NEL operated an indentured apprentice training scheme and offered a wide range of skills for young engineers before being privatised ranging between light machining, heavy machining, fitting, electro-discharge-machining, jig and horizontal boring and in later years CNC machining, programming and introductions to FMS (flexible manufacturing system) and CAD/CAM facilities running KCurve on DEC/VAX mini computers. This work commenced around 1982-6 using raster scan, (green) monitors to visualise the programming, each known as workstations, (since the 'intelligence' was built into the desk, not the monitor) and the CAD CAM programs were still printed out on punched paper to be transferred in some cases into onboard RAM and in others read and implemented sequentially.

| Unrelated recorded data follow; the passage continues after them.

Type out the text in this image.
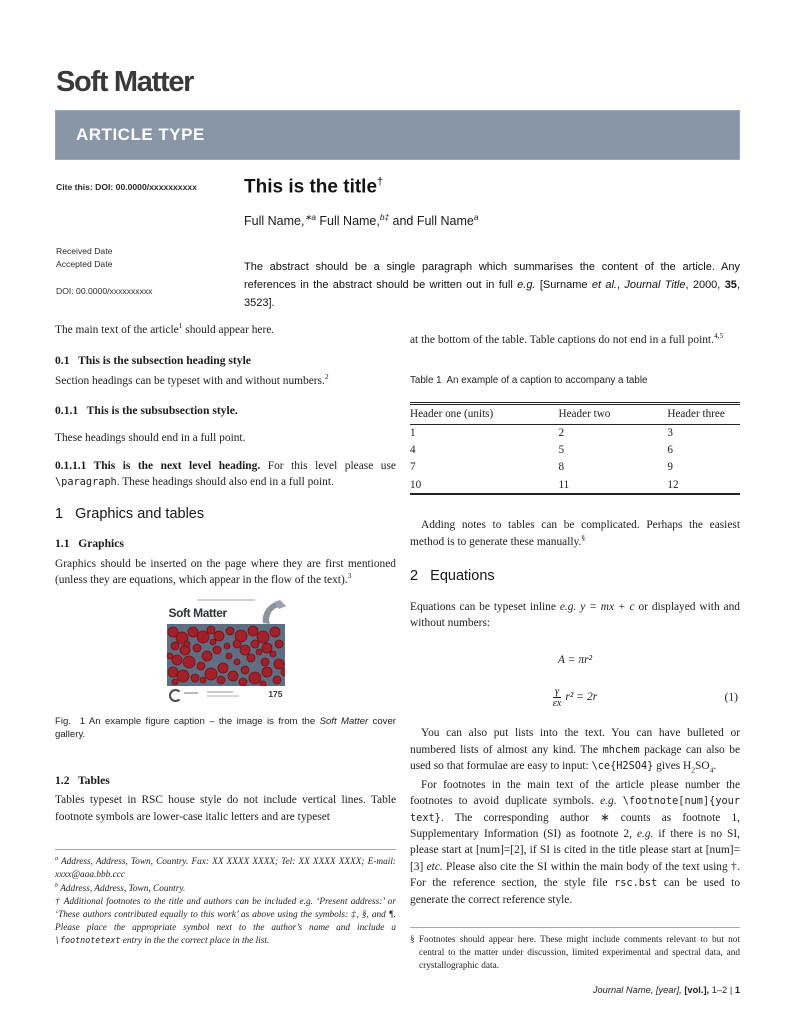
Soft Matter
ARTICLE TYPE
Cite this: DOI: 00.0000/xxxxxxxxxx
Received Date
Accepted Date
DOI: 00.0000/xxxxxxxxxx
This is the title†
Full Name,$^{∗a}$ Full Name,$^{b\ddagger}$ and Full Name$^a$
The abstract should be a single paragraph which summarises the content of the article. Any references in the abstract should be written out in full e.g. [Surname et al., Journal Title, 2000, 35, 3523].

The main text of the article$^1$ should appear here.

0.1   This is the subsection heading style

Section headings can be typeset with and without numbers.$^2$

0.1.1   This is the subsubsection style.

These headings should end in a full point.

0.1.1.1 This is the next level heading. For this level please use \paragraph. These headings should also end in a full point.

1   Graphics and tables
1.1   Graphics

Graphics should be inserted on the page where they are first mentioned (unless they are equations, which appear in the flow of the text).$^3$

Soft Matter
175
Fig.  1 An example figure caption – the image is from the Soft Matter cover gallery.
1.2   Tables

Tables typeset in RSC house style do not include vertical lines. Table footnote symbols are lower-case italic letters and are typeset

$^a$ Address, Address, Town, Country. Fax: XX XXXX XXXX; Tel: XX XXXX XXXX; E-mail: xxxx@aaa.bbb.ccc

$^b$ Address, Address, Town, Country.

† Additional footnotes to the title and authors can be included e.g. ‘Present address:’ or ‘These authors contributed equally to this work’ as above using the symbols: ‡, §, and ¶. Please place the appropriate symbol next to the author’s name and include a \footnotetext entry in the the correct place in the list.

at the bottom of the table. Table captions do not end in a full point.$^{4,5}$

Table 1  An example of a caption to accompany a table
Header one (units)	Header two	Header three
1	2	3
4	5	6
7	8	9
10	11	12

Adding notes to tables can be complicated. Perhaps the easiest method is to generate these manually.§

2   Equations

Equations can be typeset inline e.g. y = mx + c or displayed with and without numbers:

A = πr²
$\frac{\gamma}{\varepsilon x} r^2 = 2r$	(1)

You can also put lists into the text. You can have bulleted or numbered lists of almost any kind. The mhchem package can also be used so that formulae are easy to input: \ce{H2SO4} gives $H_2SO_4$.

For footnotes in the main text of the article please number the footnotes to avoid duplicate symbols. e.g. \footnote[num]{your text}. The corresponding author ∗ counts as footnote 1, Supplementary Information (SI) as footnote 2, e.g. if there is no SI, please start at [num]=[2], if SI is cited in the title please start at [num]=[3] etc. Please also cite the SI within the main body of the text using †. For the reference section, the style file rsc.bst can be used to generate the correct reference style.

§ Footnotes should appear here. These might include comments relevant to but not central to the matter under discussion, limited experimental and spectral data, and crystallographic data.

Journal Name, [year], [vol.], 1–2 | 1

Machines in use in the CAD / CAM department were Matchmaker 7000M vertical mill, Norton Variant with Fanuc control, Cincinnati horizontal mill that had (then) been recently retrofitted with Gould drives.

==Notable Directors==

- Douglas George Sopwith FRSE from 1951 to 1967.

==Engineering sections operated in Maudsley Building between 1979 and 1989==

- Main workshop:
- Horizontal Boring (x3)
- Jig Boring (x3 De-Vleig)
- Floor mounted plane
- Pillar drill
- Small lathes
- Large lathes
- Lapping
- Sub workshops:
- Precision jig boring was carried out under temperature controlled conditions next to the metrology room.
- Heat treatment
- Grinding
- Sheet Metal
- Fitting

Work scheduling was carried out (innovatively for the time) using Work Analysis & Scheduling Program: W.A.S.P.